2001---Hickson v. Hickson, 34 Va. App. 246
The trial court erred in vacating a divorce order based on husband’s argument that the sketch order and notice of hearing for purposes of presenting that order were provided to husband’s prior counsel of record, whom husband had previously fired. Although husband had fired his previous attorney, the court had not entered an order of withdrawal until the day of the hearing. Thus, as his prior attorney remained counsel of record until that time, service upon the prior attorney was sufficient notice of presentation of the order pursuant to Rule 1:13.
1999---Francis v.
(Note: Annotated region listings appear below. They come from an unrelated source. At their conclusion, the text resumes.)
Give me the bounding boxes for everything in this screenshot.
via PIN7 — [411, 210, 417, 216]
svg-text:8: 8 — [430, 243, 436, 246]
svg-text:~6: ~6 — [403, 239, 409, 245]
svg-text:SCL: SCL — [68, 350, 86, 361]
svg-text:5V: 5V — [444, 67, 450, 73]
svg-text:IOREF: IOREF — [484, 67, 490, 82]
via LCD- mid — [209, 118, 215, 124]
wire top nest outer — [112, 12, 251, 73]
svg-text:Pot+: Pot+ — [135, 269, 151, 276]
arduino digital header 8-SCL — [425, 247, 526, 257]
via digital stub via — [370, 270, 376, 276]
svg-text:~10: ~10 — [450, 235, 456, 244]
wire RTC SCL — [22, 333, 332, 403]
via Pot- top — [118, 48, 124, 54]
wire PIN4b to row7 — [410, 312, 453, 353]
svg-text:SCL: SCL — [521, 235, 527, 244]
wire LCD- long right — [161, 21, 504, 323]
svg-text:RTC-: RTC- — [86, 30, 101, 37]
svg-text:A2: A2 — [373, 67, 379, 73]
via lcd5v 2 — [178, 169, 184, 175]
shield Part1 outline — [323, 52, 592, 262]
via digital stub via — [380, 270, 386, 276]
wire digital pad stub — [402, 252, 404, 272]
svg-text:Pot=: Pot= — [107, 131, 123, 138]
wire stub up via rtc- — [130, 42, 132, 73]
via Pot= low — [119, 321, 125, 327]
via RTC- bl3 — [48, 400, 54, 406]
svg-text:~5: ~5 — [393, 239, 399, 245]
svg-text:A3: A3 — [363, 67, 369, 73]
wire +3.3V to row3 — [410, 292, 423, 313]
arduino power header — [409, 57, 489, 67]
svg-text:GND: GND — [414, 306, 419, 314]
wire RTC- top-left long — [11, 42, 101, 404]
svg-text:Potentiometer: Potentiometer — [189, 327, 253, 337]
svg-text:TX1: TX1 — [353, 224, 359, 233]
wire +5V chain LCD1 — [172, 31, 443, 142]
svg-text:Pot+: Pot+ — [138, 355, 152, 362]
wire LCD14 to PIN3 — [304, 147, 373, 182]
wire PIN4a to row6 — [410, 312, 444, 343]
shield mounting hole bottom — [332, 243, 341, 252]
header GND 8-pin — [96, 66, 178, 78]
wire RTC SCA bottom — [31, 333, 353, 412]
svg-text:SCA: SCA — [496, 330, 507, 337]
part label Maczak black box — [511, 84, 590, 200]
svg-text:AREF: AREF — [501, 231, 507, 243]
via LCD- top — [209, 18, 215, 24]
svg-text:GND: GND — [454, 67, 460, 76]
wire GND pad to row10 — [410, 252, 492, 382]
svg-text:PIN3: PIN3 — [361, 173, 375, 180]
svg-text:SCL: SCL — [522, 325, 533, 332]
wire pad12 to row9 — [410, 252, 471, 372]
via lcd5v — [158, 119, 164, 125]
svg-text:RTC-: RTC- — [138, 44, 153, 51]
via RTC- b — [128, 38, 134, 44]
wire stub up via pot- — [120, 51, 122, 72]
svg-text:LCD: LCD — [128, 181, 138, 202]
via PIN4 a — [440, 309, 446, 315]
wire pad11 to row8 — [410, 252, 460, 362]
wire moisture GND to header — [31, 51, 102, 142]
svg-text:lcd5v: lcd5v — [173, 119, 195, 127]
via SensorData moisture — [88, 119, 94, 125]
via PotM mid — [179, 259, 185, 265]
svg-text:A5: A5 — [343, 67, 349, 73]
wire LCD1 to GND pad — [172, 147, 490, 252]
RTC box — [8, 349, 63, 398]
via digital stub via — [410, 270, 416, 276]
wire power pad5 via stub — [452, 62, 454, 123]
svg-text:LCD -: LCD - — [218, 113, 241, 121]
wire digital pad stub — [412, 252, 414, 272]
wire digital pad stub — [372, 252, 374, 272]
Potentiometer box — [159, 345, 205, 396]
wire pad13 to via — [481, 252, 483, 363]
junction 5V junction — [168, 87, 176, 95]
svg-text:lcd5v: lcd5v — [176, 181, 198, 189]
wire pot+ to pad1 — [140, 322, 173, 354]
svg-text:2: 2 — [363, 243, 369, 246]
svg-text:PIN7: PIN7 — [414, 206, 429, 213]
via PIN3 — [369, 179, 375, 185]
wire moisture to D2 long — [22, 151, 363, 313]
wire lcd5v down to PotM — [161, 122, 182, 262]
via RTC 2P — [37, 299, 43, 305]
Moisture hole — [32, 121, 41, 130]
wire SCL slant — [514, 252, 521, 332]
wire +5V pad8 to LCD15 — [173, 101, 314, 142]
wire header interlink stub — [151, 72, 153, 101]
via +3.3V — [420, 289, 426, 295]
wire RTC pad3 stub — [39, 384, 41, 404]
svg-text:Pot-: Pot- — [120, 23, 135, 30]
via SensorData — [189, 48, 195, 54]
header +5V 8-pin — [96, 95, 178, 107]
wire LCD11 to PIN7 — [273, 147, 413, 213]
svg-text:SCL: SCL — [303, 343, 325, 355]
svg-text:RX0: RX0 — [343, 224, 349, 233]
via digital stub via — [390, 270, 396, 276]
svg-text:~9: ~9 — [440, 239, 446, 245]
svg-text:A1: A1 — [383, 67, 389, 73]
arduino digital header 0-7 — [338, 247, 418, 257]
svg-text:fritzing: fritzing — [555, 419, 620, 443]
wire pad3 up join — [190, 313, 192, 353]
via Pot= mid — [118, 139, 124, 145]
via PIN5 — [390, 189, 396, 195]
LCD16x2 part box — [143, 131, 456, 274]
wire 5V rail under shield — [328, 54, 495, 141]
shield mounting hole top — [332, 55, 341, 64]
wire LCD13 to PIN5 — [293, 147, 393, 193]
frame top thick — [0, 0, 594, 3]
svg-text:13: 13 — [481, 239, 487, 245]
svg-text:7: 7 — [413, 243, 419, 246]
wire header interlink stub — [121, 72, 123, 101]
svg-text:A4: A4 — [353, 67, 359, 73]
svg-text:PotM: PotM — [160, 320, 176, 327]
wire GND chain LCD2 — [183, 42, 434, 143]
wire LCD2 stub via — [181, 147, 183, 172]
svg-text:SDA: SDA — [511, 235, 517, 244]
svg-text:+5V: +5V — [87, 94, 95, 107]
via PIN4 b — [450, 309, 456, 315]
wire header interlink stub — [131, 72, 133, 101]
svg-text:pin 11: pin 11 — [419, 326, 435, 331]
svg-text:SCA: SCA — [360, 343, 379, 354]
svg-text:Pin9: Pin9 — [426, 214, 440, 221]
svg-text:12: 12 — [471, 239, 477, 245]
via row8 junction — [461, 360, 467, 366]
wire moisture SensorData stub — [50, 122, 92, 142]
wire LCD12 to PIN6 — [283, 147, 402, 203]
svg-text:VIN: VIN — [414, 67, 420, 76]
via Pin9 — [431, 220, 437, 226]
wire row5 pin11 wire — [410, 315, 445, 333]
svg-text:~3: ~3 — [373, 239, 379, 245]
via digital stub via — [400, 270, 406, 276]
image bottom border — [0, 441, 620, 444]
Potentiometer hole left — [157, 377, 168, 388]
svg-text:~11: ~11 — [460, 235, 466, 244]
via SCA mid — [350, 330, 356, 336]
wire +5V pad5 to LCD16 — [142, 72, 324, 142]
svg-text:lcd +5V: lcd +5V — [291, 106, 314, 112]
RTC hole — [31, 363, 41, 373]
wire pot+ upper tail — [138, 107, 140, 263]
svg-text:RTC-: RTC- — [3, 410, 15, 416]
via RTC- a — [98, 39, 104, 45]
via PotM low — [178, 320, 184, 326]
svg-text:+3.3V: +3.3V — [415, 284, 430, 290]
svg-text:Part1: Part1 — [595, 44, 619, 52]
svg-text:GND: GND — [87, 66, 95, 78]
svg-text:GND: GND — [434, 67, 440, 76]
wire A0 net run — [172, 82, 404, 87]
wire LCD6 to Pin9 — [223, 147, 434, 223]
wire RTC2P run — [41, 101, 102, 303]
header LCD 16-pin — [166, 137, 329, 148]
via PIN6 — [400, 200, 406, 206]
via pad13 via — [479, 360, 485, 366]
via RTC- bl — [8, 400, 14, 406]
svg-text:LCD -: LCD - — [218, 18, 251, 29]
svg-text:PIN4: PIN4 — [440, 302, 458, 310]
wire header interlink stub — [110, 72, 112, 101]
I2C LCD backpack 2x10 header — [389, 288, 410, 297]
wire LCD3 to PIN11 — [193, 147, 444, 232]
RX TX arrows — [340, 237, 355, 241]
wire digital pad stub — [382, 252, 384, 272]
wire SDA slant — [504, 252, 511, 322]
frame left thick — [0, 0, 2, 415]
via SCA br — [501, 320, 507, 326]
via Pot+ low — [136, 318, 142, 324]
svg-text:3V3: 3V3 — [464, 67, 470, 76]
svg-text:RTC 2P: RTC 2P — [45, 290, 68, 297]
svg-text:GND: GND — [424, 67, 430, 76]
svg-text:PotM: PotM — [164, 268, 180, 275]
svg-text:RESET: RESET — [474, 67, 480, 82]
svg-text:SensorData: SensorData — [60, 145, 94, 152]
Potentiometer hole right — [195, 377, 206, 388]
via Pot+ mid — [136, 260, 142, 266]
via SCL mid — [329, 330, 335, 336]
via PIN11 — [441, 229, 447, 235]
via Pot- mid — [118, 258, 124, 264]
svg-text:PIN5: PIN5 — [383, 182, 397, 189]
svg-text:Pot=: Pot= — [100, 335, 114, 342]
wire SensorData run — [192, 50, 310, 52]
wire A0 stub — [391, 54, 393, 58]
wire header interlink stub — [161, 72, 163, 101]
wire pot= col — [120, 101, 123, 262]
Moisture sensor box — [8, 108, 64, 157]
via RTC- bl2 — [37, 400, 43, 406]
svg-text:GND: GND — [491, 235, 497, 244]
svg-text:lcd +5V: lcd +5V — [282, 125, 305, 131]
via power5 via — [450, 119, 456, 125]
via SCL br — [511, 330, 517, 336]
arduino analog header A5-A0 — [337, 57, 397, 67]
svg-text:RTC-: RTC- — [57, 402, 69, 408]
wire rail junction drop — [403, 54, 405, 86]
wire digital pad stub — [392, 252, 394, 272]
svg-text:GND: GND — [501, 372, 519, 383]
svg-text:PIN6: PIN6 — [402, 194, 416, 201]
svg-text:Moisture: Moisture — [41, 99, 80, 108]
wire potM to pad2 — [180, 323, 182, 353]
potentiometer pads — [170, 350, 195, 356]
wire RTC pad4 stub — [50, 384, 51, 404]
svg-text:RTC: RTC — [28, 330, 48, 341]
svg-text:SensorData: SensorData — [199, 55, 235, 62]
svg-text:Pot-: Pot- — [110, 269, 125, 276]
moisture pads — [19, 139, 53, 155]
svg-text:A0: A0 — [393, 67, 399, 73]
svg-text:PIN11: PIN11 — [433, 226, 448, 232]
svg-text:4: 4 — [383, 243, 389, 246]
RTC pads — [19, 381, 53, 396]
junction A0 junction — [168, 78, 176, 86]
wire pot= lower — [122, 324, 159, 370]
Francis, 30 Va. App. 584
Once an attorney has appeared as the counsel of record, service on that attorney is proper until the court enters a withdrawal order. Although wife in this case terminated her contractual relationship with her attorney, and sent a letter to the court notifying the court of that fact, neither she nor her attorney took the steps necessary to substitute a new counsel of record or to effectuate a proper withdrawal. In satisfying his/her obligation to the court and the opposing party, a party cannot merely announce that he/she is no longer represented by counsel of record. Thus, the trial court did not err in entering a divorce decree without endorsement by wife or her counsel.
1995---Diamond v. Diamond, 20 Va. App. 481
Trial court did not err in entering a final order of divorce without wife’s signature where wife appeared at depositions taken before a commissioner, waived her signature to the depositions, received notice of the commissioner’s factual findings and recommendations and request that an order be entered, and took no exception to the commissioner’s written findings. Because wife never signed a pleading nor notified the other party and the clerk in writing that she “appeared” in the case, Rule 1:13 was not applicable to her.